You can either proof your Rust code correct, or you can use a proof system that allows you to extract executable code from the proofs. Both approaches have been done in practice.

Or what do you mean?

Rust code can have arbitrary I/O effects in any parts of it. This precludes using only Rust's type system to make sure code does what spec said.

The most successful formally proven project I know, seL4 [1], did not extracted executable code from the proof. They created a prototype in Haskell, mapped (by hand) it to Isabelle, I believe, to have a formal proof and then recreated code in C, again, manually.

[1] https://sel4.systems/

Not many formal proof systems can extract executable C source.

> Haha. How do you reconcile a proof with actual code?

Languages like Lean allow you to write programs and proofs under the same umbrella.

As if Lean does not allow to circumvent it's proof system (the "sorry" keyword).

Also, consider adding code to the bigger system, written in C++. How would you use Lean to prove correctness of your code as part of the bigger system?

I mean, it's somewhat moot, as even the formal hypothesis ("what is this proof proving") can be more complex than the code that implements it in nontrivial cases. So verifying that the proof is saying the thing that you actually want it to prove can be near impossible for non-experts, and that's just the hypothesis; I'm assuming the proof itself is fully AI-generated and not reviewed beyond running it through the checker.

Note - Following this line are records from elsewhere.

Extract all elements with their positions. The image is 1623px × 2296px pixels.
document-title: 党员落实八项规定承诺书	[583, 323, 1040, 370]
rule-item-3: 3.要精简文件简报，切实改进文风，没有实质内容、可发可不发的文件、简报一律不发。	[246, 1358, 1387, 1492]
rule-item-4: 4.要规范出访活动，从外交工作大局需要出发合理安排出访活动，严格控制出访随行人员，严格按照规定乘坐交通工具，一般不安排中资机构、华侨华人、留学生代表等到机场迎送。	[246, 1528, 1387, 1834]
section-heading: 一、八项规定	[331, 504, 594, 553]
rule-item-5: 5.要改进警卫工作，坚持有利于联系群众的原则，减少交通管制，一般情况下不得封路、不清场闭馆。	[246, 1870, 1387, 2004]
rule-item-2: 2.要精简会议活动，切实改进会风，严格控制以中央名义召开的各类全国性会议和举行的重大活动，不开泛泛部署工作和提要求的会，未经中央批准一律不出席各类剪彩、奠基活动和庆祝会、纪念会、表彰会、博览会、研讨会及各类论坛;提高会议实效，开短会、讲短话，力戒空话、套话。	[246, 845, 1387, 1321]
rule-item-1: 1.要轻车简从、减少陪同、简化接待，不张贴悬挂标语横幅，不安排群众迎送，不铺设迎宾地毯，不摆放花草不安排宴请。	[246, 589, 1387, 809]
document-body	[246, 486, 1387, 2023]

And at least in backend engineering, for anything beyond low-level algorithms you almost always want some workarounds: for your customer service department, for engineering during incident response, for your VIP clients, etc. If you're relying on formal proof of some functionality, you've got to create all those allowances in your proof algorithm (and hypothesis) too. And additionally nobody has really come up with a platform for distributed proofs, durable proof keys (kinda), or how to deal with "proven" functionality changes over time.